Posted Under: burnout and society,burnout and the workplace
I keep thinking about Doctor Dolittle…and whether a subliminal message is being sent through this children's classic by its sneaky author, Hugh Lofting.
It all began with an absurdly long title: Doctor Dolittle: Being the History of his Peculiar Life at Home and Astonishing Adventures in Foreign Parts Never Before Printed. Well that was the first book, published in 1920, of the Dr Dolittle series. Subsequent titles embraced the joy of brevity.
The story is essentially about a doctor who refuses to treat humans after learning to talk to animals, thanks to the lingual teaching skills of a parrot called Polynesia. Polynesia spoke over 2,000 languages (including Dodo and Unicorn). From then on, Dolittle's patients became those of fur, scales and feathers.

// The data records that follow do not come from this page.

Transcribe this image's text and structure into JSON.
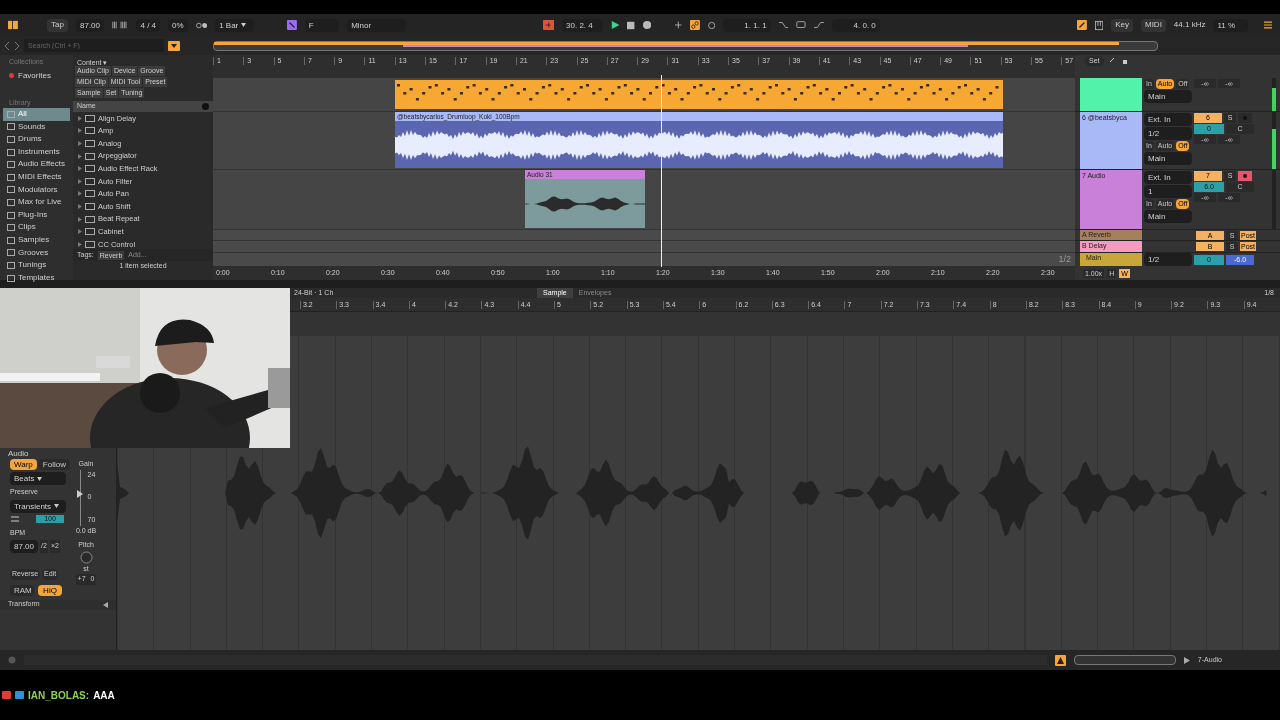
{
  "control_bar": {
    "tap": "Tap",
    "tempo": "87.00",
    "signature": "4 / 4",
    "swing": "0%",
    "quantize": "1 Bar",
    "key": "F",
    "scale": "Minor",
    "position": "30. 2. 4",
    "loop_start": "1. 1. 1",
    "loop_length": "4. 0. 0",
    "key_map": "Key",
    "midi_map": "MIDI",
    "sample_rate": "44.1 kHz",
    "cpu": "11 %"
  },
  "browser": {
    "search_placeholder": "Search (Ctrl + F)",
    "collections_heading": "Collections",
    "favorites": "Favorites",
    "library_heading": "Library",
    "library_items": [
      {
        "label": "All",
        "selected": true
      },
      {
        "label": "Sounds",
        "selected": false
      },
      {
        "label": "Drums",
        "selected": false
      },
      {
        "label": "Instruments",
        "selected": false
      },
      {
        "label": "Audio Effects",
        "selected": false
      },
      {
        "label": "MIDI Effects",
        "selected": false
      },
      {
        "label": "Modulators",
        "selected": false
      },
      {
        "label": "Max for Live",
        "selected": false
      },
      {
        "label": "Plug-Ins",
        "selected": false
      },
      {
        "label": "Clips",
        "selected": false
      },
      {
        "label": "Samples",
        "selected": false
      },
      {
        "label": "Grooves",
        "selected": false
      },
      {
        "label": "Tunings",
        "selected": false
      },
      {
        "label": "Templates",
        "selected": false
      }
    ],
    "content_heading": "Content ▾",
    "content_filters": [
      "Audio Clip",
      "Device",
      "Groove",
      "MIDI Clip",
      "MIDI Tool",
      "Preset",
      "Sample",
      "Set",
      "Tuning"
    ],
    "name_column": "Name",
    "items": [
      "Align Delay",
      "Amp",
      "Analog",
      "Arpeggiator",
      "Audio Effect Rack",
      "Auto Filter",
      "Auto Pan",
      "Auto Shift",
      "Beat Repeat",
      "Cabinet",
      "CC Control"
    ],
    "tags_label": "Tags:",
    "tag": "Reverb",
    "tag_placeholder": "Add...",
    "status": "1 item selected"
  },
  "arrangement": {
    "ruler": [
      "1",
      "3",
      "5",
      "7",
      "9",
      "11",
      "13",
      "15",
      "17",
      "19",
      "21",
      "23",
      "25",
      "27",
      "29",
      "31",
      "33",
      "35",
      "37",
      "39",
      "41",
      "43",
      "45",
      "47",
      "49",
      "51",
      "53",
      "55",
      "57"
    ],
    "tracks": [
      {
        "kind": "midi",
        "color": "#f6a833"
      },
      {
        "kind": "audio",
        "clip": "@beatsbycarlos_Drumloop_Koki_100Bpm",
        "color": "#a9b8f7"
      },
      {
        "kind": "audio",
        "clip": "Audio 31",
        "color": "#c880d8"
      }
    ],
    "zoom_label": "1/2",
    "time_ruler": [
      "0:00",
      "0:10",
      "0:20",
      "0:30",
      "0:40",
      "0:50",
      "1:00",
      "1:10",
      "1:20",
      "1:30",
      "1:40",
      "1:50",
      "2:00",
      "2:10",
      "2:20",
      "2:30"
    ]
  },
  "mixer": {
    "set": "Set",
    "tracks": [
      {
        "color": "#52f2aa",
        "monitor": [
          {
            "label": "In",
            "selected": false
          },
          {
            "label": "Auto",
            "selected": true
          },
          {
            "label": "Off",
            "selected": false
          }
        ],
        "output": "Main",
        "peaks": [
          "-∞",
          "-∞"
        ]
      },
      {
        "name": "6 @beatsbyca",
        "color": "#a9b8f7",
        "input": "Ext. In",
        "channel": "1/2",
        "monitor": [
          {
            "label": "In",
            "selected": false
          },
          {
            "label": "Auto",
            "selected": false
          },
          {
            "label": "Off",
            "selected": true
          }
        ],
        "output": "Main",
        "number": "6",
        "solo": "S",
        "armed": false,
        "volume": "0",
        "pan": "C",
        "peaks": [
          "-∞",
          "-∞"
        ]
      },
      {
        "name": "7 Audio",
        "color": "#c880d8",
        "input": "Ext. In",
        "channel": "1",
        "monitor": [
          {
            "label": "In",
            "selected": false
          },
          {
            "label": "Auto",
            "selected": false
          },
          {
            "label": "Off",
            "selected": true
          }
        ],
        "output": "Main",
        "number": "7",
        "solo": "S",
        "armed": true,
        "volume": "6.0",
        "pan": "C",
        "peaks": [
          "-∞",
          "-∞"
        ]
      }
    ],
    "returns": [
      {
        "name": "A Reverb",
        "color": "#a57f5e",
        "letter": "A",
        "solo": "S",
        "send": "Post"
      },
      {
        "name": "B Delay",
        "color": "#f59ac0",
        "letter": "B",
        "solo": "S",
        "send": "Post"
      }
    ],
    "main": {
      "name": "Main",
      "color": "#c9a63a",
      "channel": "1/2",
      "volume": "0",
      "pan": "-6.0"
    },
    "footer": {
      "speed": "1.00x",
      "h": "H",
      "w": "W"
    }
  },
  "detail": {
    "format": "24-Bit · 1 Ch",
    "tabs": [
      {
        "label": "Sample",
        "selected": true
      },
      {
        "label": "Envelopes",
        "selected": false
      }
    ],
    "zoom": "1/8",
    "ruler": [
      "3.2",
      "3.3",
      "3.4",
      "4",
      "4.2",
      "4.3",
      "4.4",
      "5",
      "5.2",
      "5.3",
      "5.4",
      "6",
      "6.2",
      "6.3",
      "6.4",
      "7",
      "7.2",
      "7.3",
      "7.4",
      "8",
      "8.2",
      "8.3",
      "8.4",
      "9",
      "9.2",
      "9.3",
      "9.4"
    ]
  },
  "clip": {
    "heading": "Audio",
    "warp": {
      "label": "Warp",
      "on": true
    },
    "follow": {
      "label": "Follow",
      "on": false
    },
    "warp_mode": "Beats",
    "preserve_label": "Preserve",
    "preserve": "Transients",
    "grain": "100",
    "bpm_label": "BPM",
    "bpm": "87.00",
    "half": "/2",
    "double": "×2",
    "gain_label": "Gain",
    "gain_slider": {
      "level": 0.57
    },
    "gain_scale": [
      "24",
      "0",
      "70"
    ],
    "gain": "0.0 dB",
    "pitch_label": "Pitch",
    "pitch_unit": "st",
    "reverse": "Reverse",
    "edit": "Edit",
    "ram": {
      "label": "RAM",
      "on": false
    },
    "hiq": {
      "label": "HiQ",
      "on": true
    },
    "transpose": "+7",
    "detune": "0",
    "transform": "Transform"
  },
  "status_bar": {
    "track": "7-Audio"
  },
  "chat": {
    "user": "IAN_BOLAS:",
    "message": "AAA"
  }
}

To me, Doctor Dolittle is Rex Harrison. Once you've seen the 1967 movie Doctor Dolittle, there really is no other way to picture him. Unless you've seen Eddie Murphy's versions (Doctor Dolittle 1 and 2) which I can't bring myself to do.
My question is this: Why call the main character Doctor Dolittle?
He goes off to Africa to cure some monkey epidemic and has a multitude of adventures along the way. In short, this guy seems to do a lot. Not a 'little'. There must be an answer as to why ol' Hugh decided to call him this. Perhaps he was doing little while sitting in the trenches during World War I, where he began writing the story as letters to his children. Hard facts explaining why 'Dolittle' are beyond my googling skills.
Is 'Dolittle' referring to animal behaviour?
I've been watching some David Attenborough documentaries lately – wild photography (boom boom) – and have noticed that animals can spend a lot of time doing very little. For documentary success, there is a big reliance on heavy editing and breathy narrative anticipating things that don't end up happening.
In the animal kingdom, it seems the bigger you are, the more hammock-living suits you. Short spurts of hunting with long periods of digestion is the go. With this in mind, I'm currently looking at Lewis, my ginger cat who's draped across my waffle-weave blanket like Cleopatra, and recall what happens on Tiger: Spy in the Jungle. Pretty much the same thing, except the tigers are draped on a bed of grass or over rocks in a small river (where they drink AND pee and still survive – nature is incredible).
The pushmi-pullyu mystery
Does Doctor Dolittle's pushmi-pullyu – a lama-like animal with two heads and no behind – also have significance? If you are pushed and pulled at the same time, you don't go anywhere. You can't even go to the toilet. There is no real action. Or am I looking too deeply into this?
Does nature have some answers?
Perhaps animals – real ones with bottoms – have something to teach us about our health. Or, at least, about the pace of our lives. Is being a 'Dolittle' a bad thing, or is it only natural?